An active shooter situation occurs when one or more people are involved in a systematic shooting spree. It could happen in an office, factory, school, church, theater or any venue, whether there’s just a handful of people or thousands present.

“Their sole directive is they want to kill and hurt others,” Tietje said.

One misconception is that such horrifying incidents happen most often in schools, but of the 160 mass shootings from 2000-2013, only 24 percent were in schools.

Although the Columbine High School massacre in 1999 was not the first mass shooting on record, it did radically alter the way law enforcement and other emergency responders handle such situations. At the Colorado school, two shooters went on a 47-minute spree, killing 13 and wounding more than 20, while law enforcement and emergency personnel waited for SWAT.

“Columbine changed the way law enforcement responds,” Tietje said. “It also changed how we’re going to train staff and students. Now we go inside and take out that threat.”

The majority of the Columbine fatalities were killed in the first seven minutes. In other mass shootings, the majority of the victims were killed within the first few minutes.

Fairmont is a small community, and law enforcement can be on the scene moments after receiving a call, but during the interim, people should have a plan to get themselves to safety. Tietje offered simple strategies to implement the “Run-Hide-Fight” defense.

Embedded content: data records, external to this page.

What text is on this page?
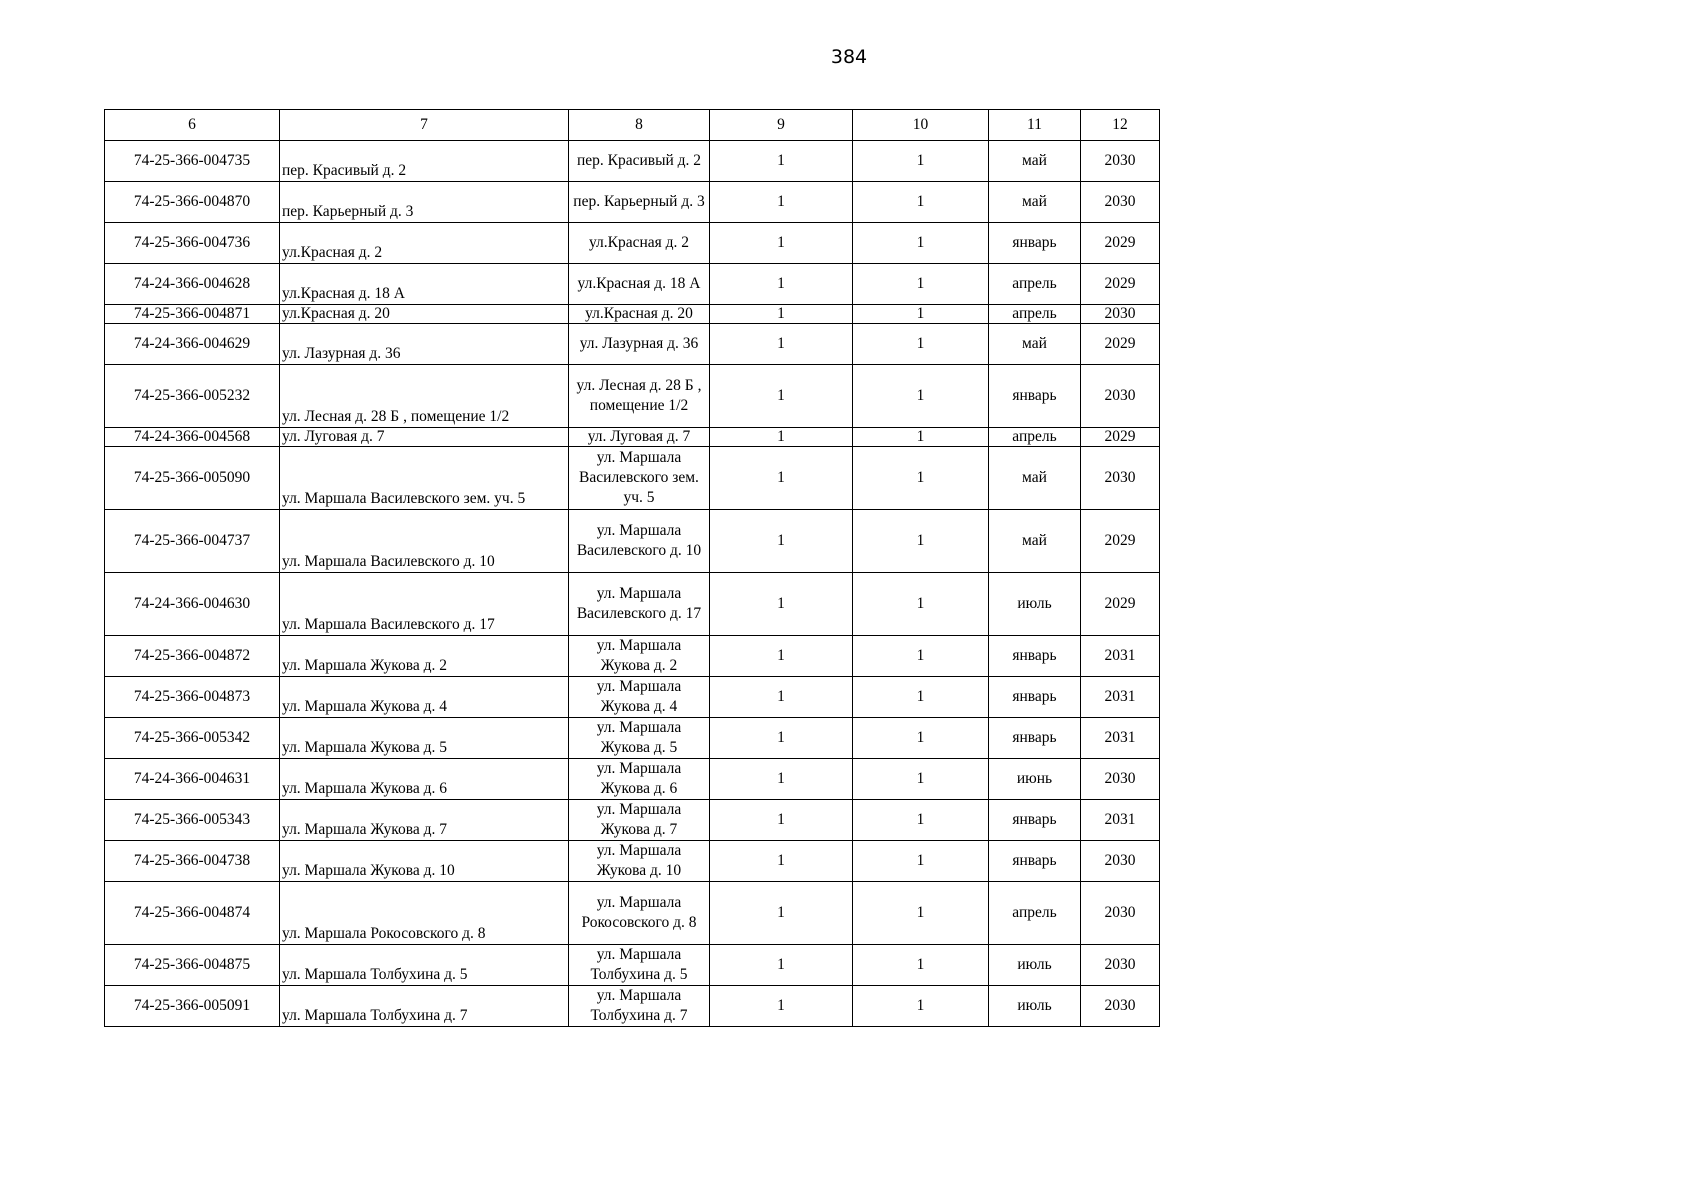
384
6	7	8	9	10	11	12
74-25-366-004735	пер. Красивый д. 2	пер. Красивый д. 2	1	1	май	2030
74-25-366-004870	пер. Карьерный д. 3	пер. Карьерный д. 3	1	1	май	2030
74-25-366-004736	ул.Красная д. 2	ул.Красная д. 2	1	1	январь	2029
74-24-366-004628	ул.Красная д. 18 А	ул.Красная д. 18 А	1	1	апрель	2029
74-25-366-004871	ул.Красная д. 20	ул.Красная д. 20	1	1	апрель	2030
74-24-366-004629	ул. Лазурная д. 36	ул. Лазурная д. 36	1	1	май	2029
74-25-366-005232	ул. Лесная д. 28 Б , помещение 1/2	ул. Лесная д. 28 Б , помещение 1/2	1	1	январь	2030
74-24-366-004568	ул. Луговая д. 7	ул. Луговая д. 7	1	1	апрель	2029
74-25-366-005090	ул. Маршала Василевского зем. уч. 5	ул. Маршала Василевского зем. уч. 5	1	1	май	2030
74-25-366-004737	ул. Маршала Василевского д. 10	ул. Маршала Василевского д. 10	1	1	май	2029
74-24-366-004630	ул. Маршала Василевского д. 17	ул. Маршала Василевского д. 17	1	1	июль	2029
74-25-366-004872	ул. Маршала Жукова д. 2	ул. Маршала Жукова д. 2	1	1	январь	2031
74-25-366-004873	ул. Маршала Жукова д. 4	ул. Маршала Жукова д. 4	1	1	январь	2031
74-25-366-005342	ул. Маршала Жукова д. 5	ул. Маршала Жукова д. 5	1	1	январь	2031
74-24-366-004631	ул. Маршала Жукова д. 6	ул. Маршала Жукова д. 6	1	1	июнь	2030
74-25-366-005343	ул. Маршала Жукова д. 7	ул. Маршала Жукова д. 7	1	1	январь	2031
74-25-366-004738	ул. Маршала Жукова д. 10	ул. Маршала Жукова д. 10	1	1	январь	2030
74-25-366-004874	ул. Маршала Рокосовского д. 8	ул. Маршала Рокосовского д. 8	1	1	апрель	2030
74-25-366-004875	ул. Маршала Толбухина д. 5	ул. Маршала Толбухина д. 5	1	1	июль	2030
74-25-366-005091	ул. Маршала Толбухина д. 7	ул. Маршала Толбухина д. 7	1	1	июль	2030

“Each of them promotes an action,” he said. “What am I going to do if something like this happens? Where will I go? What do I have for weapons?”

Tietje, Beletti and Ballard led city employees through their workplace, sparking conversations on where to go and what could be used for weapons, whether it be a desk, computer or even a stapler.

“Items can be replaced. Lives can’t,” Tietje said.

In March 2013, the Fairmont Police Department partnered with area schools and local businesses to host a workplace violence and active shooter training in response to the Sandy Hook Elementary School shooting in Connecticut. Since then, they have tailored the training to meet the specific needs of each business or school, and offer everything from a simple discussion to work site walk-through and evaluation to extended training and hands-on practice.

Fairmont Police Chief Mike Hunter, with Tietje, helped establish the department’s current training protocol and partnered with Ballard and the Sheriff’s Office to establish a consistent countywide training program. The trio have undergone extensive training through Homeland Security and Emergency Management and are certified instructors for law enforcement, fire and ambulance personnel to respond to such incidents. When Hunter was promoted to police chief, Beletti stepped in to assist with the training.

Martin County schools and several private businesses and public agencies, including Mayo Clinic Health System in Fairmont and Faribault/Martin County Human Services, have taken advantage of the training. After the recent church shooting in Texas in November, the training team has received a few inquiries from local churches about training and best practices.

There is no charge for the program, regardless of the level of training or the number of people involved, whether it’s a three-person office or a large factory. It is available to any school, business, industry or agency in the Martin County area.